2. Accept and let go
Allow others to be disappointed – whether it be by their present or the turkey being 'too dry'. It’s OK, we acknowledged that we are not going for perfection. It is not your job to keep everyone happy. What really matters is that you genuinely tried.
And, allow others to be who they are. Again, this is about expectations – do not expect people to change for Christmas. They are who they are, with their qualities and their flaws. Your mother-in-law still might make fire cutting remarks at everyone, so just let go and focus on what makes you feel good. Christmas is not the time for you to solve family issues, frustrations or upsets. Accept what is there and make the most of it.
3. Focus on the good
Focus your thoughts on all the good things about Christmas, the opportunity to engage in loving, kindness, generosity and gratitude. It is the ideal period to show gratitude for what you have right now and forget about what you don’t have.
Why not start a Christmas gratitude calendar, similar to an advent calendar, where the container for each day is empty and is to be filled with a little note from each family member with something they are grateful for. Reading through all the things everyone is grateful for on Christmas day by a warm cozy fire would be so energising, fun and for sure induce more love and happiness.

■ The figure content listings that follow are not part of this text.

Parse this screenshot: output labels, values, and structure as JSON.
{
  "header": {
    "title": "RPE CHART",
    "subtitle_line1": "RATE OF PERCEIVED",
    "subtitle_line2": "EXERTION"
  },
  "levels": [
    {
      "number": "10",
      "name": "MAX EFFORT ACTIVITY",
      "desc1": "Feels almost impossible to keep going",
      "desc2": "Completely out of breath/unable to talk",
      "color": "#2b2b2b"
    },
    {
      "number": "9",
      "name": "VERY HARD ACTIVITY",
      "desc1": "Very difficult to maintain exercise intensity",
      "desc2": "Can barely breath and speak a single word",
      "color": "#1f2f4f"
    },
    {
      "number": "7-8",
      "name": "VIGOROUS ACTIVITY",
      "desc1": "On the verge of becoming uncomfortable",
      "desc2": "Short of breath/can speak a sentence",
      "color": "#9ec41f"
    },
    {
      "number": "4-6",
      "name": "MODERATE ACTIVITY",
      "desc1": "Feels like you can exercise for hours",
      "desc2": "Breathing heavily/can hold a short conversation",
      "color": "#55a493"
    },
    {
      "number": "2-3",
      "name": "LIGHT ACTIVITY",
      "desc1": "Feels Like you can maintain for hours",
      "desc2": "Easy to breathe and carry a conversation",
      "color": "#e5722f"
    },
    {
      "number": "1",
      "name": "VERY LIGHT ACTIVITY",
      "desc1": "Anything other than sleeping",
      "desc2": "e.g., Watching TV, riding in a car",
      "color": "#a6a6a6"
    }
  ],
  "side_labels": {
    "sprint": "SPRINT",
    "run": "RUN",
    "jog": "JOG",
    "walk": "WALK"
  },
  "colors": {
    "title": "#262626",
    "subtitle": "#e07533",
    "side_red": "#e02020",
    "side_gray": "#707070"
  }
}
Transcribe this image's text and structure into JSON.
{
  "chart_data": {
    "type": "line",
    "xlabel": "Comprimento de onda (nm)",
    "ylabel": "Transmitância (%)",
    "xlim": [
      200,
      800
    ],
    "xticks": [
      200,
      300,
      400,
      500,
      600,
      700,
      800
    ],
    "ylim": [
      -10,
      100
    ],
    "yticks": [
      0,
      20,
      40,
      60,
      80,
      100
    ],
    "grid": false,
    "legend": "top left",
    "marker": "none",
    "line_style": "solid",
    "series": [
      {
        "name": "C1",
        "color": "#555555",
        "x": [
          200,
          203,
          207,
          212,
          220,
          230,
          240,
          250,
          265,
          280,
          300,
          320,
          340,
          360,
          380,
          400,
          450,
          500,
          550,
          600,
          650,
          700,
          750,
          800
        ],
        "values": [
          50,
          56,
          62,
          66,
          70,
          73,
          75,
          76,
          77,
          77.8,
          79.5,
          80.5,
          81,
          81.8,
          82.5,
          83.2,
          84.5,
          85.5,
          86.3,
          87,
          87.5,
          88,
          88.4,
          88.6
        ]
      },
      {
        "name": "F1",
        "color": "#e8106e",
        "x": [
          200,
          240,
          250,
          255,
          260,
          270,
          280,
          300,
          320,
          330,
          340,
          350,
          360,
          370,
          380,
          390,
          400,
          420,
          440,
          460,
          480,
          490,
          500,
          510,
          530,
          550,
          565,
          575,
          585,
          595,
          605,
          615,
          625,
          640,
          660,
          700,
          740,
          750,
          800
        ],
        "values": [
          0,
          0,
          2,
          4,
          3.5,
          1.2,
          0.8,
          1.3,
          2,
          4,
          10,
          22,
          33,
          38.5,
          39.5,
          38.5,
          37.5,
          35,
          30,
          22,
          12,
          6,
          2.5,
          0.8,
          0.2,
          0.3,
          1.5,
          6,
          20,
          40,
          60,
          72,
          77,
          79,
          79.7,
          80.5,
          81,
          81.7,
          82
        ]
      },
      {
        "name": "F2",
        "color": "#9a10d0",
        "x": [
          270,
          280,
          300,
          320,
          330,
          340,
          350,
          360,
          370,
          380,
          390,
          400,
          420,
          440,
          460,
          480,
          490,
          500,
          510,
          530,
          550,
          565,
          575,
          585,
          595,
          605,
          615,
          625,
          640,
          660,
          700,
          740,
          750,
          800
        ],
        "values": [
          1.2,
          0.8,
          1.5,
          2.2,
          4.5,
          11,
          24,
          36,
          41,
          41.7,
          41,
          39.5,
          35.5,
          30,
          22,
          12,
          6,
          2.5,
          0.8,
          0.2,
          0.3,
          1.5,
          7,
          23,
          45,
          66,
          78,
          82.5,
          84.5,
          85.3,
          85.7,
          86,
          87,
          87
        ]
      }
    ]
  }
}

4. Throw kindness around like confetti
Christmas can sometimes trigger a feeling of guilt when we realise that there are so many others who are lonely, poorly or underprivileged. It is the perfect time to spread kindness, get involved with a local charity or community or simply pay a visit to a lonely neighbour.
There is a lot of scientific research out there demonstrating the connection between kindness and happiness. Being kind to someone not only raises the happiness level of the receiver but it also activates your dopaminergic reward circuits. In other words, it contributes to your own happiness too. Science also suggests that kindness is one of the most contagious social behaviours in our repertoire (1). So go ahead and be kind – kindness is good for you and the world around you. Happy holidays!